The use of fungicides is a practice, sometimes fundamental, to combat certain diseases caused by phytopathogenic fungi.

The use of fungicides is a practice, sometimes fundamental, to combat certain diseases caused by phytopathogenic fungi. However, many fungi can develop resistance to these chemical compounds shortly after being authorized for use, causing significant losses in crop production.
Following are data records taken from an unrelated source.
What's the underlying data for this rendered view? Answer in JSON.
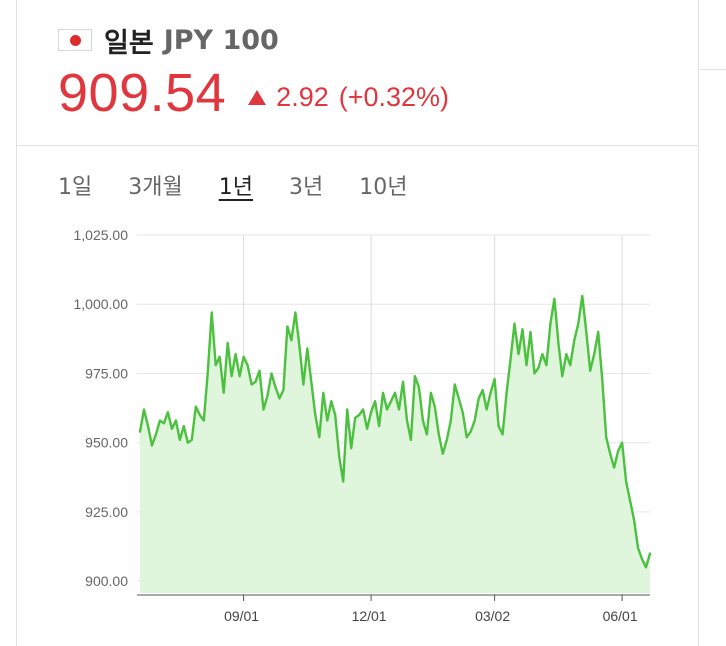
{
  "header": {
    "country": "일본",
    "currency": "JPY 100",
    "price": "909.54",
    "change": "2.92",
    "change_pct": "(+0.32%)",
    "flag_icon": "japan-flag-icon",
    "direction_icon": "triangle-up-icon",
    "up_color": "#e0373f"
  },
  "tabs": [
    {
      "label": "1일",
      "active": false
    },
    {
      "label": "3개월",
      "active": false
    },
    {
      "label": "1년",
      "active": true
    },
    {
      "label": "3년",
      "active": false
    },
    {
      "label": "10년",
      "active": false
    }
  ],
  "chart_data": {
    "type": "area",
    "line_color": "#4cc13f",
    "fill_color": "#dff5dc",
    "ylim": [
      895,
      1025
    ],
    "yticks": [
      "1,025.00",
      "1,000.00",
      "975.00",
      "950.00",
      "925.00",
      "900.00"
    ],
    "ytick_values": [
      1025,
      1000,
      975,
      950,
      925,
      900
    ],
    "xticks": [
      "09/01",
      "12/01",
      "03/02",
      "06/01"
    ],
    "xtick_index": [
      26,
      58,
      89,
      121
    ],
    "grid": true,
    "values": [
      954,
      962,
      956,
      949,
      953,
      958,
      957,
      961,
      955,
      958,
      951,
      956,
      950,
      951,
      963,
      960,
      958,
      975,
      997,
      978,
      981,
      968,
      986,
      974,
      982,
      974,
      981,
      978,
      971,
      972,
      976,
      962,
      967,
      975,
      970,
      966,
      969,
      992,
      987,
      997,
      985,
      971,
      984,
      972,
      960,
      952,
      968,
      958,
      965,
      960,
      945,
      936,
      962,
      948,
      959,
      960,
      962,
      955,
      961,
      965,
      956,
      968,
      962,
      965,
      968,
      962,
      972,
      958,
      951,
      974,
      970,
      958,
      953,
      968,
      963,
      953,
      946,
      951,
      958,
      971,
      966,
      961,
      952,
      954,
      958,
      966,
      969,
      962,
      968,
      973,
      956,
      953,
      968,
      980,
      993,
      982,
      991,
      978,
      990,
      975,
      977,
      982,
      978,
      993,
      1002,
      986,
      974,
      982,
      978,
      987,
      993,
      1003,
      990,
      976,
      982,
      990,
      973,
      952,
      946,
      941,
      947,
      950,
      936,
      929,
      922,
      912,
      908,
      905,
      910
    ]
  }
}
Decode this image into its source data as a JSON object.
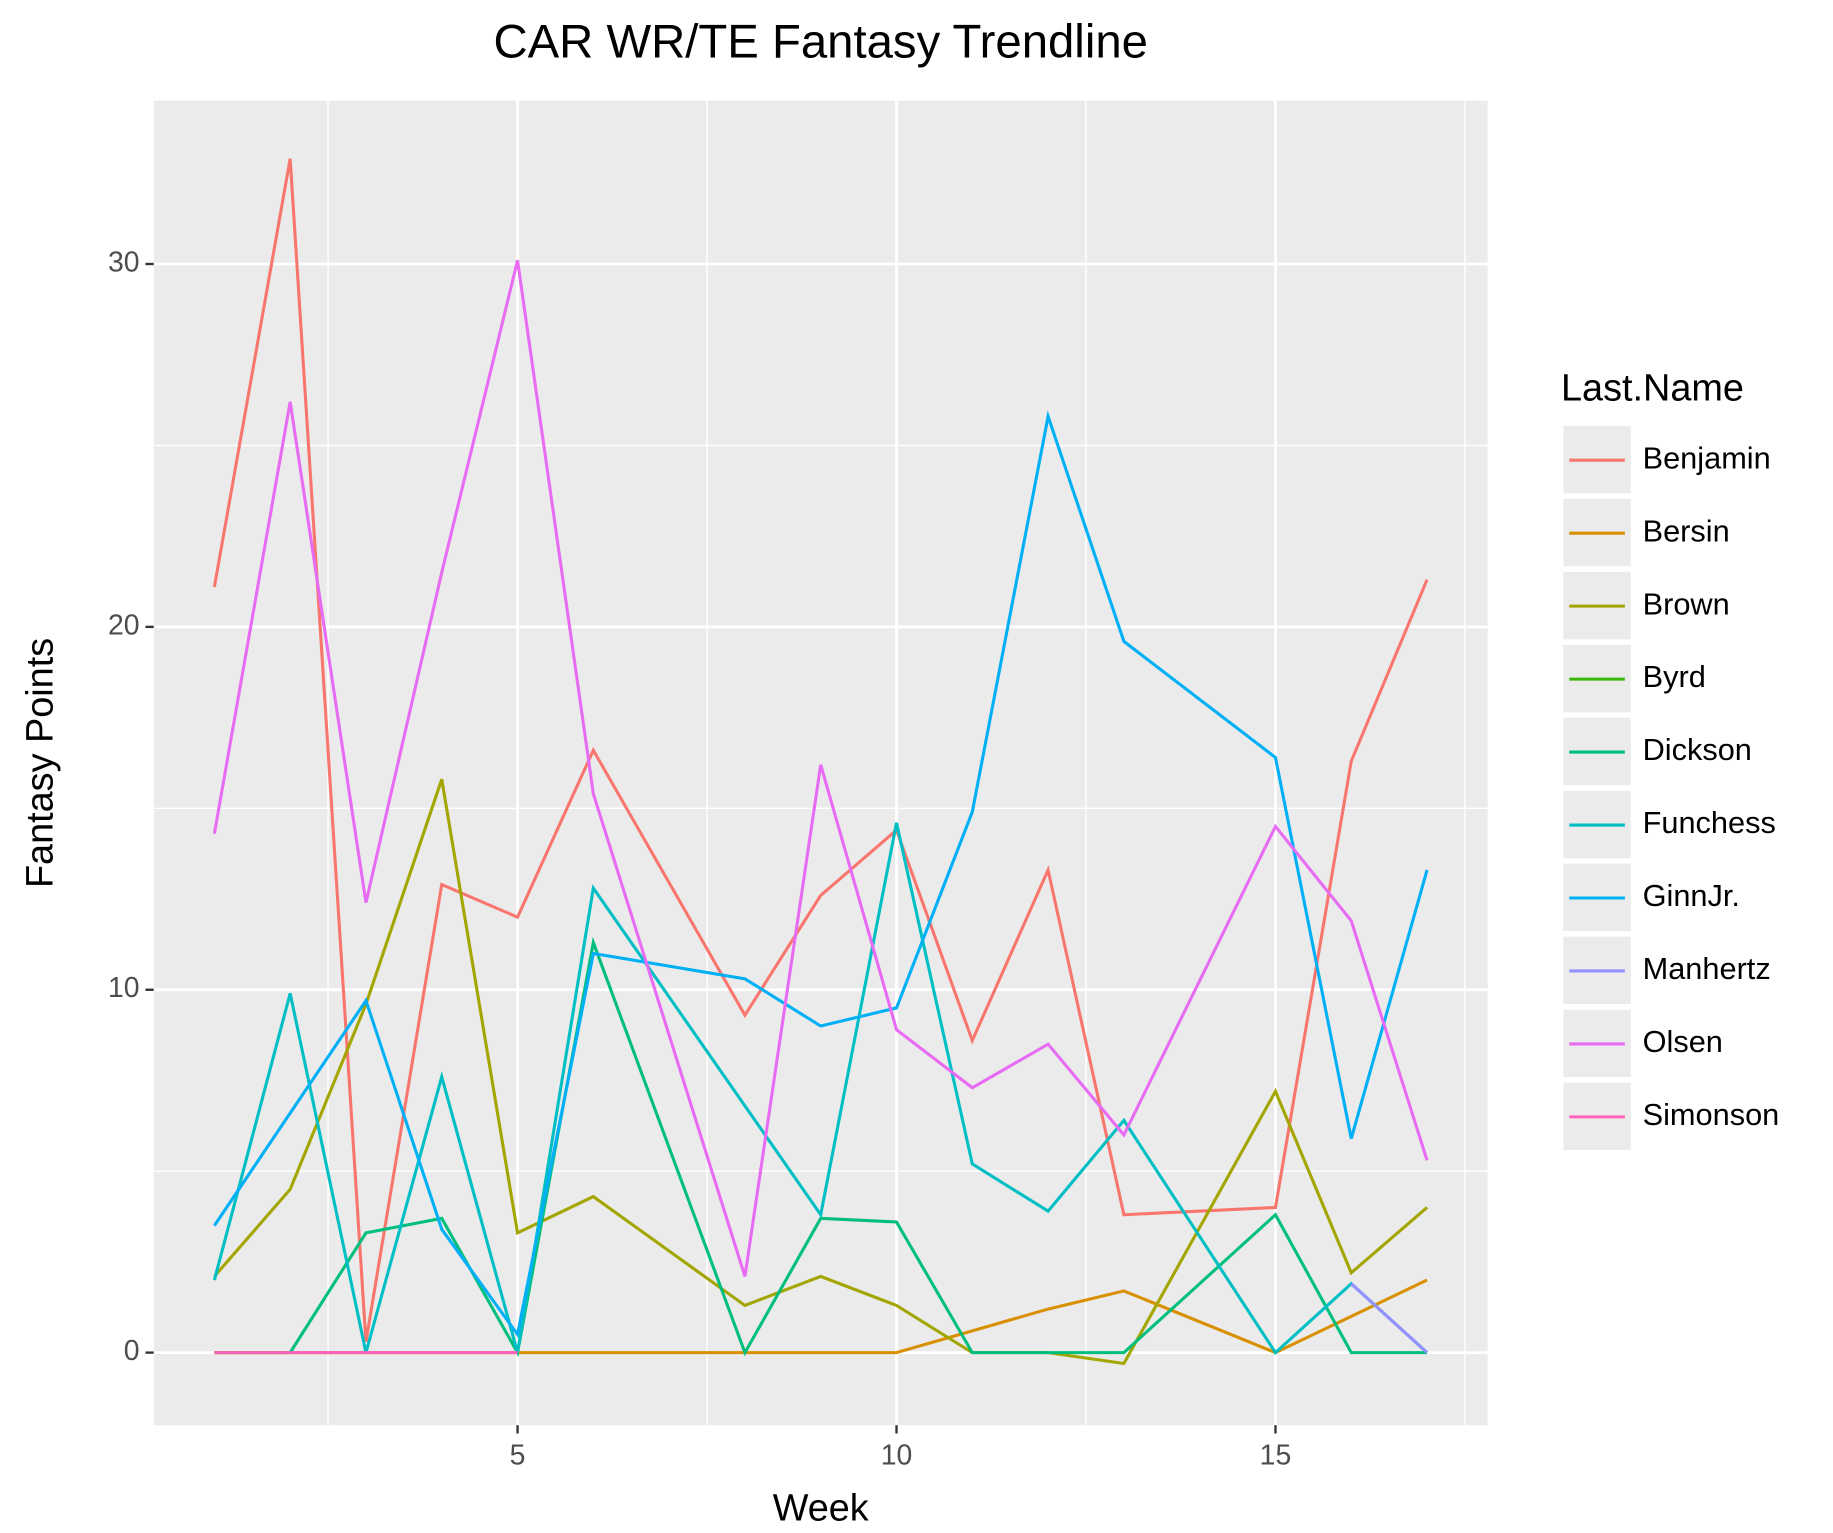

A clear example is Botrytis cinerea, causal agent of the gray mold disease in very important horticultural crops. This research line is based on verifying whether certain emerging strategies such as interfering RNA technology, the use of aptamers and the nanoencapsulation of these molecules to improve their application and efficacy in nature, could be valid and alternative sustainable solutions to control these diseases.

Today, due to current European legislation on pesticides and the European Green Deal, we need to have new molecules with fungicidal action, obtained through new plant protection tools, for inclusion in the rotations of the different control programs.

In addition, we carry out both biological and molecular studies (ARMS-PCR, LAMP) to know the presence and levels of resistance to all the fungicides that are currently authorized for the control of the gray mold disease, helping growers to make short-term decisions based on the information obtained. This avoids the unnecessary use of chemical fungicides that, in addition to doing nothing, generate resistance and do not prevent losses.